Payment reversals can occur for a variety of reasons. We will discuss these further down in the article for a clear understanding. But first, let’s further dissect what payment reversals are.
The term payment reversal typically refers to any situation where a customer receives funds credited back that had not yet settled to the merchant’s account. As opposed to a chargeback, retrieval, or refund, those funds have been settled to the merchant. So the merchant would receive a debit to return the funds to the cardholder.
In some cases, the term payment reversal is used interchangeably between the typical authorization reversal (funds not settled) and chargeback, retrieval, and refund situations.
To best understand how to minimize any type of repayment to a customer, it is best to familiarize yourself with the different types of payment reversals.
An authorization reversal is standard when discussing a payment reversal. It occurs when a cardholder contacts their issuing bank, such as Wells Fargo, right away to cancel a transaction. So Wells Fargo reverses the charge prior to the funds settling to the merchant.
The transaction would have received approval at the terminal level. This means the authorization has gone through and the funds are on hold. However, the funds had not yet hit the merchant account.
This type of limbo for the transfer of funds can happen with credit card and ACH transactions. This is because the money is not debited from the payer’s account instantly, the way it is with debit. Debit is like digital cash, the minute the transaction goes through, the customer receives a debit.
Conversely, payment reversal on credit card networks and the ACH network is a more lengthy process. Approvals and bank-to-bank communication make for more steps before the customer receives the debit and the merchant receives the credit.
Because of this, merchants are not debited from their accounts when an authorization reversal occurs. Instead, they simply are not funded for that transaction amount. In these situations, merchants should look over their batch reports for the details. Because their numbers may not add up, concerning transactions completed and the settlement totals.
Another type of payment reversal that a merchant will experience would be due to a chargeback. A cardholder’s issuing bank initiates this when they file a dispute for their charges.
Charge disputes can be for a plethora of reasons, including:
When a cardholder files a dispute to their issuer, the bank will open an investigation on the transaction. The merchant receives a notification and is forcibly debited for the transaction amount.
Though the transaction is reversed at the time of the chargeback initiation, it may not be the final result. Merchants have an opportunity to fight the chargeback and prove the legitimacy of the card transaction. They would do so by submitting transaction receipts and letters to the bank.
If the cardholder’s bank finds the cardholder’s claim to be valid, they will keep the funds. If the merchant is able to appropriately dispute the credit reversal, they will be re-credited the transaction amount.

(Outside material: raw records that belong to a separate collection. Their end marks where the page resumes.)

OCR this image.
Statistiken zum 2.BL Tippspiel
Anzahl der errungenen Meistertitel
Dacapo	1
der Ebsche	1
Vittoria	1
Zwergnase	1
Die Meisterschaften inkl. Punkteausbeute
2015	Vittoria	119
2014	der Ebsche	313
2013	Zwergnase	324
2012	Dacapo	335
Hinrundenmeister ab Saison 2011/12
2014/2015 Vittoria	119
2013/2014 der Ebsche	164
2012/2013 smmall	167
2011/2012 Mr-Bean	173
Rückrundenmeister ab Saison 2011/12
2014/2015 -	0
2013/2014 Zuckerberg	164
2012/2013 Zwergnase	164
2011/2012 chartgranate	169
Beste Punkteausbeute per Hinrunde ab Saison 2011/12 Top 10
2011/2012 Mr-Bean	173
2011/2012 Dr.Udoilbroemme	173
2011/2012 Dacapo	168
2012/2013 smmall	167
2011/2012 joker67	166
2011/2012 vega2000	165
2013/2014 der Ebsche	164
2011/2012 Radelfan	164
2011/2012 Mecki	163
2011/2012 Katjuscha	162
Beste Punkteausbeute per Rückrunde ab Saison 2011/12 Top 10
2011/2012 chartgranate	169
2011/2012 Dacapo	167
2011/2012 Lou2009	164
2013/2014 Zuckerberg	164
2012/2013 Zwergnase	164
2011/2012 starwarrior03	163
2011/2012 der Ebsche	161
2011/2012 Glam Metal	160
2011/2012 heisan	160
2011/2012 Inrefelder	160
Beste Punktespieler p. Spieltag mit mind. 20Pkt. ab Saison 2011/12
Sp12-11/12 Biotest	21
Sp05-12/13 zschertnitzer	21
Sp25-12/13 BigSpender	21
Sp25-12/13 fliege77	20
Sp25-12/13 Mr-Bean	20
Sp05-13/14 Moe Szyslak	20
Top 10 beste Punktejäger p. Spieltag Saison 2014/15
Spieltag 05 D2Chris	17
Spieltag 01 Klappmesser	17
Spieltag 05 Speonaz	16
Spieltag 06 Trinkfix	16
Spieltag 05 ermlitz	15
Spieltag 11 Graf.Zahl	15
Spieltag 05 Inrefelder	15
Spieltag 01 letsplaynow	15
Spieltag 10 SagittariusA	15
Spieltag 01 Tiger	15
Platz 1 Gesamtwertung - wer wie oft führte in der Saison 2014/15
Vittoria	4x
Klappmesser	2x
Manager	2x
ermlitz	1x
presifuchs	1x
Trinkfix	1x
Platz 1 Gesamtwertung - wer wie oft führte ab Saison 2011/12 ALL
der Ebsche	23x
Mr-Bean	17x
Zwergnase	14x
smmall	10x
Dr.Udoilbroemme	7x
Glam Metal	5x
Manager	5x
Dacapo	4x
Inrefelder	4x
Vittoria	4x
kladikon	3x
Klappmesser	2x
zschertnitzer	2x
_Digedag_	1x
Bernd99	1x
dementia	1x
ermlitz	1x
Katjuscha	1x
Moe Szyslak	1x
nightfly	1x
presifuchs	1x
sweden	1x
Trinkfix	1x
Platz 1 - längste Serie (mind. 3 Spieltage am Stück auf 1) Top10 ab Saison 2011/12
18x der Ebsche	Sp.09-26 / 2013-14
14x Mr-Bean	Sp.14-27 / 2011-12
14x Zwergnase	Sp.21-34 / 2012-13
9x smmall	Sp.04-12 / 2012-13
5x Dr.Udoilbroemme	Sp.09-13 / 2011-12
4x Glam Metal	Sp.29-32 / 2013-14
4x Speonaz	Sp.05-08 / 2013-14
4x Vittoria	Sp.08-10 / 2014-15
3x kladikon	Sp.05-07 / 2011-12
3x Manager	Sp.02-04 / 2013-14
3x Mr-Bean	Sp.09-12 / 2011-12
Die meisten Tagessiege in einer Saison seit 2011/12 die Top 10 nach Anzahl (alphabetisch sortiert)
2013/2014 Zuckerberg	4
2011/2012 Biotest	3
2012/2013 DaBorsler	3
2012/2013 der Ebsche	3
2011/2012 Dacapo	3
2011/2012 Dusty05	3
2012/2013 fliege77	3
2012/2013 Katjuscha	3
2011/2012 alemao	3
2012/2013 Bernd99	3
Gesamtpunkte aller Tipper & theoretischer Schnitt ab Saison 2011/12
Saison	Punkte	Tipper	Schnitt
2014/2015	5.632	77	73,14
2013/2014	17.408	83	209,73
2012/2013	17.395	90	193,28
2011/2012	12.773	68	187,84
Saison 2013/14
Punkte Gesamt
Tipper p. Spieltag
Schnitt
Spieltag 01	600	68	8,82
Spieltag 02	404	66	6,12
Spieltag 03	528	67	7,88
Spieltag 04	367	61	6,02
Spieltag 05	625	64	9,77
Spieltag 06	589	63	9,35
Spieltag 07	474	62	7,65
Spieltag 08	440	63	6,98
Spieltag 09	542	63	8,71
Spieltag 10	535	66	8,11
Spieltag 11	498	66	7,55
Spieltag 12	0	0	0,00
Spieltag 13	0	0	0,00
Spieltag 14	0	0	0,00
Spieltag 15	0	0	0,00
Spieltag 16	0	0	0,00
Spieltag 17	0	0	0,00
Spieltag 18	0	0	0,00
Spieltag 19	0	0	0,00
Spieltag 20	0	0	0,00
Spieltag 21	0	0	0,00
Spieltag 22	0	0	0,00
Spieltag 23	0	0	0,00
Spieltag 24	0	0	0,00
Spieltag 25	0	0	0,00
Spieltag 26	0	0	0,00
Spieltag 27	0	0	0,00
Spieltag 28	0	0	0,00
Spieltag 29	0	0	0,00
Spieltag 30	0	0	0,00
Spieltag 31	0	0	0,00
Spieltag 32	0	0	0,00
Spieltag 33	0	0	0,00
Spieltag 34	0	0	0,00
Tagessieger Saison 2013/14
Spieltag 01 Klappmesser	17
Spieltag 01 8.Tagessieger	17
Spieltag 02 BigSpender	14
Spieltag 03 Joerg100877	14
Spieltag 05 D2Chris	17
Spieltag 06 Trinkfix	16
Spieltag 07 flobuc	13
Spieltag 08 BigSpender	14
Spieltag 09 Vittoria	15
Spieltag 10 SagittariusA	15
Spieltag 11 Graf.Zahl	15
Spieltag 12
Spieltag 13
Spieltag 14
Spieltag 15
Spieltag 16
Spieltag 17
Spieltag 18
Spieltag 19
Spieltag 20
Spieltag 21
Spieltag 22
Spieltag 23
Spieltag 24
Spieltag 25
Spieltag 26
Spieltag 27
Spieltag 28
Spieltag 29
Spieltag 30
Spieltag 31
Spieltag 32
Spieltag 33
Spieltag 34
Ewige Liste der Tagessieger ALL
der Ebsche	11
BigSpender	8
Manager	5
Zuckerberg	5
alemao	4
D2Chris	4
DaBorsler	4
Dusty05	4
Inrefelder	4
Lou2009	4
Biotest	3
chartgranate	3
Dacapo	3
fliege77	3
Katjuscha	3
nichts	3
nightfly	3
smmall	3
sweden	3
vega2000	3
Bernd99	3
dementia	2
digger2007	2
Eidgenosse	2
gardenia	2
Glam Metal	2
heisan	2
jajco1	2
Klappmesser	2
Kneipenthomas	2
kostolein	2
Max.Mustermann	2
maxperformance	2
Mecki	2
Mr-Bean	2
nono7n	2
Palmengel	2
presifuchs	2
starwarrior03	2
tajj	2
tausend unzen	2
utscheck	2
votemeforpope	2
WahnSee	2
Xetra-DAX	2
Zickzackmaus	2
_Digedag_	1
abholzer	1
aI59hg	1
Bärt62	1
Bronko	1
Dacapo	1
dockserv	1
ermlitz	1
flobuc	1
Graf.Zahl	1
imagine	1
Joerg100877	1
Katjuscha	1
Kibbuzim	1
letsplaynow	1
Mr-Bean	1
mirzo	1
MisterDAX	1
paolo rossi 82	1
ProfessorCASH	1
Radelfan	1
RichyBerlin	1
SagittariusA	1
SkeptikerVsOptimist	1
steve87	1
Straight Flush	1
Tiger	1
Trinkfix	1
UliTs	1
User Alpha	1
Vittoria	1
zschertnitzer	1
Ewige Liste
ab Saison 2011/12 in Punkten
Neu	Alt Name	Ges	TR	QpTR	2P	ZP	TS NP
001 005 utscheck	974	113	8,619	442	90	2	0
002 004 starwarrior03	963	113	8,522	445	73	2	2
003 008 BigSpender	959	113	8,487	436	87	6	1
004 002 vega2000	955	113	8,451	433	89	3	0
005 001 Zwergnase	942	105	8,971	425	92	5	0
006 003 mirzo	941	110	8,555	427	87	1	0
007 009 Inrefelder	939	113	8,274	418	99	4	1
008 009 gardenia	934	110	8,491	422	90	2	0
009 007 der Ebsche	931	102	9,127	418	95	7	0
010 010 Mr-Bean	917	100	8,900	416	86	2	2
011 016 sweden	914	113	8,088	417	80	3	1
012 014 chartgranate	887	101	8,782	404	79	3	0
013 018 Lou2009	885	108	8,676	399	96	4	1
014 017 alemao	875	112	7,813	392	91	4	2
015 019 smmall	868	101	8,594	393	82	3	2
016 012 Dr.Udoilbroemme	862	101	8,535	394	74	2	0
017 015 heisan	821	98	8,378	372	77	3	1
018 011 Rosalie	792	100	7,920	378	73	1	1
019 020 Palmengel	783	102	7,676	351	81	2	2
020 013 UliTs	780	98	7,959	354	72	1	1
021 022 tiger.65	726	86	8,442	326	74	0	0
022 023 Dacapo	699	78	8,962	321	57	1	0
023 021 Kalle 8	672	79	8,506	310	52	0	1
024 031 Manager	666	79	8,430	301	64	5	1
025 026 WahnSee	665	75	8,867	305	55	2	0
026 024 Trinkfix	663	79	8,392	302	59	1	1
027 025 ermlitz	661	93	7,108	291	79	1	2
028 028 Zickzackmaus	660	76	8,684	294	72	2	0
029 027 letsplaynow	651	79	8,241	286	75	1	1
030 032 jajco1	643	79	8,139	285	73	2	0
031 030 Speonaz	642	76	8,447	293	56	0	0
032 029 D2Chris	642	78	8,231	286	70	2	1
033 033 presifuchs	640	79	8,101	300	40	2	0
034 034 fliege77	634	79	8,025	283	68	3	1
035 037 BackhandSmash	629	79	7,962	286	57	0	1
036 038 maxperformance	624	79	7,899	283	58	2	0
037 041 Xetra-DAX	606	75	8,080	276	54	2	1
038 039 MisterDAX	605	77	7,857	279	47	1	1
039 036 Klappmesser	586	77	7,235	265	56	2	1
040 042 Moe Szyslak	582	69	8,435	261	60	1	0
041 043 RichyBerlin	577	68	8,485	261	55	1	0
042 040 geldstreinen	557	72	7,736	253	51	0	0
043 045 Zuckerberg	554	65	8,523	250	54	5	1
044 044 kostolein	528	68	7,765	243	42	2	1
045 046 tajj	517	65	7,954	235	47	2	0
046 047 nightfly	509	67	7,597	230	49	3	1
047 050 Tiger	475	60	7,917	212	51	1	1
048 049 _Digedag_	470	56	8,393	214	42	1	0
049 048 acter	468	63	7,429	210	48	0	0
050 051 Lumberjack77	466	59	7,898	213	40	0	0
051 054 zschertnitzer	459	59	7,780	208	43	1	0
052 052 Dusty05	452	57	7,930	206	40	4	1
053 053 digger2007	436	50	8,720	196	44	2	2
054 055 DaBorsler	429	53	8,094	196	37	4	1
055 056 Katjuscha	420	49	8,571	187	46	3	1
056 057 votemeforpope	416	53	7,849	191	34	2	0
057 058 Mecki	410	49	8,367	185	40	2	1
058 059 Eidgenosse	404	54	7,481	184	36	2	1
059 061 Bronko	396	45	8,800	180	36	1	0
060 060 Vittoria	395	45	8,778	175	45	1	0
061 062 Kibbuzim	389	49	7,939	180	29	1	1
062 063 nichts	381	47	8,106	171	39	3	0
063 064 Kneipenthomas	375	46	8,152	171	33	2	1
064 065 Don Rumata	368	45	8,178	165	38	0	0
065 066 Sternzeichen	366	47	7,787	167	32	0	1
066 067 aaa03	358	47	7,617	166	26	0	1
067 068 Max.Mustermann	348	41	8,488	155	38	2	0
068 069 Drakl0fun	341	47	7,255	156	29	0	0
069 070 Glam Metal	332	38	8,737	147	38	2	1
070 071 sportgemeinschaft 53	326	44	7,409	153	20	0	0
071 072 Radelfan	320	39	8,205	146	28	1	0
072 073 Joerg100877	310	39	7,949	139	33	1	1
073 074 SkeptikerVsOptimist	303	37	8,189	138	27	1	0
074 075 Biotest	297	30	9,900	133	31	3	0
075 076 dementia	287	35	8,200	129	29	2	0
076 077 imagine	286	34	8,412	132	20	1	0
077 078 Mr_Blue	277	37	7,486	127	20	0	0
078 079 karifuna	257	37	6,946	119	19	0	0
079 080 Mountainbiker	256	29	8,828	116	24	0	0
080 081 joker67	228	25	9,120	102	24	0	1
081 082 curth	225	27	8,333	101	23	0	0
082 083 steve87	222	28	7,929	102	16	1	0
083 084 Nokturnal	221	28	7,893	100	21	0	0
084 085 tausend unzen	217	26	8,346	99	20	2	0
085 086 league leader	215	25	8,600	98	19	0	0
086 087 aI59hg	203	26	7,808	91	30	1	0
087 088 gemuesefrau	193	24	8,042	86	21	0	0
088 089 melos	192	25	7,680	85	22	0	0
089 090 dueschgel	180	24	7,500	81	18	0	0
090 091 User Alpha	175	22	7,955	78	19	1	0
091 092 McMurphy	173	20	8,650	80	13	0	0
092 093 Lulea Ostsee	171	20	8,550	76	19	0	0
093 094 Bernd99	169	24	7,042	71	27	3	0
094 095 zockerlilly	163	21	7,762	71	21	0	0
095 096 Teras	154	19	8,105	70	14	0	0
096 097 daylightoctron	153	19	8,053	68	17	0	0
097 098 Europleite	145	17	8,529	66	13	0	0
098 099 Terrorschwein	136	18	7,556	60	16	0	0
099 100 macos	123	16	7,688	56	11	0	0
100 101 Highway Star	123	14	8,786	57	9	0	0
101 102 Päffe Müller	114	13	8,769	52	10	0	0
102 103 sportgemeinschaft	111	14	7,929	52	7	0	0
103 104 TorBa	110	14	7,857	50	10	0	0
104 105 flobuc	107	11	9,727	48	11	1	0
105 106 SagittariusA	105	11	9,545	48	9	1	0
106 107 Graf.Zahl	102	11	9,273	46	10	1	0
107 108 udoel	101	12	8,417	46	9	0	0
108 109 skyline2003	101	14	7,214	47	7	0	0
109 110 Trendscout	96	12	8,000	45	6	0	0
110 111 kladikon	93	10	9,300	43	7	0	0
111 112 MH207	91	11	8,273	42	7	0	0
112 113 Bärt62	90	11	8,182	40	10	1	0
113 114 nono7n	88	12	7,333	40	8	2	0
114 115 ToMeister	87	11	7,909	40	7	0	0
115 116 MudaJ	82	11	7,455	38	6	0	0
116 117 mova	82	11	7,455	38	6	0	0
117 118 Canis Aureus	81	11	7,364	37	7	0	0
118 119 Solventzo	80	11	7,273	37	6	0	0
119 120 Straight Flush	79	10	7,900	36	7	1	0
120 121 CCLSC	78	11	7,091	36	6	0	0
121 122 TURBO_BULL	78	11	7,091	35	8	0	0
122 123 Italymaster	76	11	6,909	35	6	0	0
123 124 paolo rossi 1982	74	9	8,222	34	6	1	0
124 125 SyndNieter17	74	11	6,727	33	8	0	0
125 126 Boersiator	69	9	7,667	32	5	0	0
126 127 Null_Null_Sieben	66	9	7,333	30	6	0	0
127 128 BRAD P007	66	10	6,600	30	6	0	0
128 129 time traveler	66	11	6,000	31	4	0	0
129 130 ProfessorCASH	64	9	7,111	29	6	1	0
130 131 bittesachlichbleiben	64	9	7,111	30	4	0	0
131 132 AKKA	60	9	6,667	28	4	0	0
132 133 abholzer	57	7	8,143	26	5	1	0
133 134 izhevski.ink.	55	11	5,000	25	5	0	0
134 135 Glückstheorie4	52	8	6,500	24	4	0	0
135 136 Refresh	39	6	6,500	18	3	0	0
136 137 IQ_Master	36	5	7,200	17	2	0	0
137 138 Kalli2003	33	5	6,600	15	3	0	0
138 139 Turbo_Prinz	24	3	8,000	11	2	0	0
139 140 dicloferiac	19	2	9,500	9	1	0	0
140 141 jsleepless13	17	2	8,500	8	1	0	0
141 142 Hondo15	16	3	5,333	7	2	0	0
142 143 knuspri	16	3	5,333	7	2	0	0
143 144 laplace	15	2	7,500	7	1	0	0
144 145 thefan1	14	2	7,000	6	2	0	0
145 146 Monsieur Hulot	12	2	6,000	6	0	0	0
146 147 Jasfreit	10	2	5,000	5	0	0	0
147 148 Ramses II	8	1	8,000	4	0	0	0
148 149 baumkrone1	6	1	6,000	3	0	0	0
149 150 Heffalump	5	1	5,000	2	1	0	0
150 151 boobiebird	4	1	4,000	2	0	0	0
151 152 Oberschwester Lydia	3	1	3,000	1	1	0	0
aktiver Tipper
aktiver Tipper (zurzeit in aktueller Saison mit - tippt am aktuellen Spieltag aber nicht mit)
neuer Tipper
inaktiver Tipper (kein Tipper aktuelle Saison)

Unfortunately, even if a merchant can prove the legitimacy of the transaction, they are still charged a fee every time one of their customers files for a chargeback. This fee is typically around $15 every time. It pays for the facilitation of the chargeback process between the acquiring bank, issuing bank, card networks, and payment processor.
Next, a retrieval is similar to a chargeback in that a customer may not recognize a transaction. Or the issuing bank may want more information on a suspicious charge. When this occurs, the cardholder’s acquiring bank issues a retrieval request to the merchant. The merchant must provide further details on the transaction.
Unfortunately, if the merchant fails to respond to the request with the appropriate information, or if the information provided is not recognized by the cardholder, a chargeback will ensue.
Merchants typically have between 10 to 20 days to respond to retrieval requests. But either way, they will most likely be charged a fee every time their cardholder’s bank initiates a retrieval request. If the request turns into a chargeback, the merchant will again, receive further fees.
Lastly, refunds differ from both chargebacks and authorization reversals. Refunds are merchant initiated. They side with the customer and believe it is best to credit them. With refunds, the customer completes a purchase, then for any number of reasons, contacts the merchant or returns to the store, and requests a refund.
Rather than a reversal of the original transaction, there is a new transaction that takes place (for the same amount). But as a debit to the merchant, rather than a credit.
A customer can request a customer for any reason:
Luckily for merchants, there is no fee when a customer requests a refund. But the merchant will still have to pay their regular interchange and merchant processing fees. Regardless if a transaction is refunded or not. Additionally, since the refund is a new separate transaction, they will pay additional interchange fees.
For ACH or card-not-present transactions, it is entirely possible to enter the wrong account number.
This could simply be due to human error such as a typo, or misreading or mishearing of the number. Or it could potentially be purposely fraudulent. Meaning the clerk or customer is using the wrong information for malicious purposes.
This is why card-not-present (keyed) transactions run merchants’ higher interchange fees. When keying in card information, there is the potential for a higher risk involved. And a number one reason for chargebacks. Card-not-present transactions have a difficult case when attempting to prove legitimacy to issuing banks.
If you do have to process manual payments, make sure to always double-check that the card or account number is correctly entered before submission.